Face au Coronavirus, les forces de l'ordre doivent elles aussi se réorganiser, et notamment les enquêteurs de la direction interrégionale de la police judiciaire de Lille (DIPJ), saisis des affaires les plus graves qui ont lieu dans les Hauts-de-France.
Quel impact la pandémie de Covid-19 a-t-elle sur les enquêtes de police, dans les affaires les plus graves de la région Hauts-de-France ? La police judiciaire de Lille doit bien "composer" avec le coronavirus dans le traitement de ses dossiers, notamment les investigations au long cours.
Urgences prioritaires
L'objectif de la DIPJ de Lille, en ces temps de crise sanitaire et de confinement, c'est de poursuivre son action "en gérant la santé de ses personnels et en préservant ses capacités opérationnelles dans la durée", dit son chef Romuald Muller. Préserver le potentiel opérationnel, notamment en cas d'événement grave, comme un attentat.
Pour l'instant, priorité est donnée aux "saisines urgentes avec les enquêtes de flagrance à fort enjeu d’ordre publique, et qui doivent avoir une réponse judiciaire rapide".
Autrement dit, les affaires qui "tombent", comme le meurtre par balle d'un homme dans la nuit du 18 au 19 mars à Hem, pour laquelle la PJ de Lille a été saisie par le parquet à 5 heures du matin.
Ou encore la double tentative de braquage d'une poste et d'une boulangerie commise mercredi à Amiens, où un suspect a pu être interpellé et placé en garde à vue.
Soulager la sécurité publique
En cette période particulière, où les policiers de commissariats sont mobilisés en nombre à surveiller les allers et venues sur la voie publique, la police judiciaire est chargée de soulager certains services, comme les sûretés urbaines, pour des affaires moins graves que ce qu'elle a l'habitude de traiter.

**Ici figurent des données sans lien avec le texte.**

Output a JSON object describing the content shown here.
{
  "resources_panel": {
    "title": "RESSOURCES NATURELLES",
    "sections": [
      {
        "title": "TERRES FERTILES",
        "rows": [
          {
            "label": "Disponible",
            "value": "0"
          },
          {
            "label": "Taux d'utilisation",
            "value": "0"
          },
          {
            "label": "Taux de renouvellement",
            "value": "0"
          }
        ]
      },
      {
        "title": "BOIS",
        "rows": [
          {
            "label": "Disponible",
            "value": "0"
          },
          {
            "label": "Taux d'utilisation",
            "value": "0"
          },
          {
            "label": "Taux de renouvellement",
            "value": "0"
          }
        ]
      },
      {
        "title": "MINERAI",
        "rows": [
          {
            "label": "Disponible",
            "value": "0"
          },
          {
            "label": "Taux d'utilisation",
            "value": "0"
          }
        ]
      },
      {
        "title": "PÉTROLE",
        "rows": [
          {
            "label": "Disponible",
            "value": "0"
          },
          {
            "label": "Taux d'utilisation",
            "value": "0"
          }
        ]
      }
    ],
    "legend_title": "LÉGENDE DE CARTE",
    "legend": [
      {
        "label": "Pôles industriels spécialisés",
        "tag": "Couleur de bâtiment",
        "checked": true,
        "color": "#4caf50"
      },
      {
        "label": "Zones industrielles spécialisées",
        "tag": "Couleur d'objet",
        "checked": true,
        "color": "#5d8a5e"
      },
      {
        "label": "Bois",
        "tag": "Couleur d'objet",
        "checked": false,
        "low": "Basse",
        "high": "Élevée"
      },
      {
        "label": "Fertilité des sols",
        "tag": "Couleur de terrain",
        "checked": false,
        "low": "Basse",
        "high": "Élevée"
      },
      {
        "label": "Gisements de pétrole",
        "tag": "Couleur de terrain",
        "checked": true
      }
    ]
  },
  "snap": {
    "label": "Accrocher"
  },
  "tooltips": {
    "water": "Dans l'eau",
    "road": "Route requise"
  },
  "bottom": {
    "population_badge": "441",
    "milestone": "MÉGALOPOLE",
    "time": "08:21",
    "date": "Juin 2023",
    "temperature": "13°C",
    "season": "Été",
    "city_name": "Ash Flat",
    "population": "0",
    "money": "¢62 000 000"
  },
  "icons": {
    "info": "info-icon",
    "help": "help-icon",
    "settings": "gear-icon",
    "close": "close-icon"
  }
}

Comme cette découverte de cadavre mardi 17 mars à Denain (Nord), où une femme de 71 ans a été retrouvée sans vie dans la cour de son habitation, avec des traces suspectes sur le corps. "L'autopsie a lieu demain, et typiquement nous aurions dû récupérer l'affaire après l'autopsie si elle révèle qu'il s'agit d'un meurtre", indique M. Muller. Là, la PJ de Lille a directement été saisie.
L'enquête sur la tentative d'homicide sur un migrant ce 18 mars à Grande-Synthe aurait là-aussi dû être confiée un service de sûreté urbaine, mais dans le contexte de coronavirus, c'est la DIPJ qui en a exceptionnellement hérité.
"Mode dégradé"
Si la maison tourne normalement pour les affaires urgentes, l'activité est ralentie pour les dossiers au long cours. Ces enquêtes complexes et minutieuses ouvertes depuis plusieurs mois, qui sont de fait un peu mises de côté actuellement, à cause du Covid-19.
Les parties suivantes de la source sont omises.